Our results further coincide with previous studies reporting that p210BCR-ABL functions as enhancer of c-MYB expression and plays an important role in BCR-ABL-dependent leukemogenesis as the leukemic blast cells appear to rely on high levels of c-MYB protein more than normal progenitors [37, 45]. Moreover, c-MYB promotes centriole duplication and, when mutated, can lead to centrosome amplification as demonstrated in mouse and Drosophila model systems [56, 57]. Previous microarray data point to c-MYB as part of the regulatory network associated with CML progression including clonal evolution and genetic instability [58, 59].
The positive regulatory impact of c-MYB on ESPL1/Separase expression explains well the observations of Patel and Gordon who found abnormally high Separase expression levels in CML cells of chronic and blast phase when compared to normal CD34+ cells. It was then speculated that BCR-ABL expression may upregulate ESPL1/Separase and influence the occurrence of centrosomal aberrations .

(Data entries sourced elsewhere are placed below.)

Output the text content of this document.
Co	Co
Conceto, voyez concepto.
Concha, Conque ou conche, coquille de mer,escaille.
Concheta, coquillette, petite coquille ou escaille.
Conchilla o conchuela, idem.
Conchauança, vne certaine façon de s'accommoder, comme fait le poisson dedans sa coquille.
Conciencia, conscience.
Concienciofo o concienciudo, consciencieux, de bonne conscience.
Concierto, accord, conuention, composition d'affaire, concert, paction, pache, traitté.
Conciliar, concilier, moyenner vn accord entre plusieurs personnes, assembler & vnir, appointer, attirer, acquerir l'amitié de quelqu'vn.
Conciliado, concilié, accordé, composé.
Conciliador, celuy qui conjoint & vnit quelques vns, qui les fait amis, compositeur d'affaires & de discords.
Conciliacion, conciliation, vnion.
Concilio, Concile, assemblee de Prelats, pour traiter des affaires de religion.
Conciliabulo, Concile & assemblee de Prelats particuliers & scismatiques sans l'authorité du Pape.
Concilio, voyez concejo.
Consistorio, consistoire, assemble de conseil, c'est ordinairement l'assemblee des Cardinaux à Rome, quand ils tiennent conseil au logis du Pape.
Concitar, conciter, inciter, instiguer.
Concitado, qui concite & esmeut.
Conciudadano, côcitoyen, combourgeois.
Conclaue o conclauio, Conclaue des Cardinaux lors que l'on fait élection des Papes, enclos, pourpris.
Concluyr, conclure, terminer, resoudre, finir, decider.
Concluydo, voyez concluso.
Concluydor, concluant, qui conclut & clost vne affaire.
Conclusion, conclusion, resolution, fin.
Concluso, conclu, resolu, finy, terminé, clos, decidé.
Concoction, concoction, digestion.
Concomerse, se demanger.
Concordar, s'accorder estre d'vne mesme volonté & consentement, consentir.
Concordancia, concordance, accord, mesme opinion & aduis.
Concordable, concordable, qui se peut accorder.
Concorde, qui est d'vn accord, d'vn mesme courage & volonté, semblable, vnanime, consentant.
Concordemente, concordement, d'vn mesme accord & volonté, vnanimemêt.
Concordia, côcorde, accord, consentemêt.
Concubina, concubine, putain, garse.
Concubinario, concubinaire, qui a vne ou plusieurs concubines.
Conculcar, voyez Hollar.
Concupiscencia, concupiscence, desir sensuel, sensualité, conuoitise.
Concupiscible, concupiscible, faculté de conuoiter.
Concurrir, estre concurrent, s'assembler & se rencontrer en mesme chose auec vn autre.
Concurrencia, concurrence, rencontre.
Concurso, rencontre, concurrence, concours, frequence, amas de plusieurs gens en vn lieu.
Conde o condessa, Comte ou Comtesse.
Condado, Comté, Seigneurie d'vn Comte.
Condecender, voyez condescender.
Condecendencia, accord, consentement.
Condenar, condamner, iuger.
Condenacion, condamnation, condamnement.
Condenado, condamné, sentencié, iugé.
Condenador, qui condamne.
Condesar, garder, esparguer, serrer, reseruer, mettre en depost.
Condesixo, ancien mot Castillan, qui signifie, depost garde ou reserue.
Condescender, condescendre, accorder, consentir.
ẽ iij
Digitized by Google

Our data provide the first proof of direct regulatory relationship between BCR-ABL, c-MYB and ESPL1/Separase and give a plausible mechanistic explanation on how BCR-ABL may trigger dislocation between the centrosome-centriole cycle and the cell cycle in CML contributing to clonal evolution and genomic instability. The therapeutic administration of IM “normalizes” c-MYB protein levels - as shown in LAMA-84 and K562 cells (Fig. 1) - either by slowing down the transcriptional rate of c-MYB or by antagonizing enhanced c-MYB protein stability elicited by BCR-ABL via the PI-3 K/AKT pathway [36, 55]. The anticipated decrease of c-MYB protein levels after IM treatment is also in line with data of Flamant and coworkers who demonstrated that the drug results in a rapid increase in the expression of regulatory microRNAs such as miR-150 that is a strong negative regulator of c-MYB protein expression [61, 62].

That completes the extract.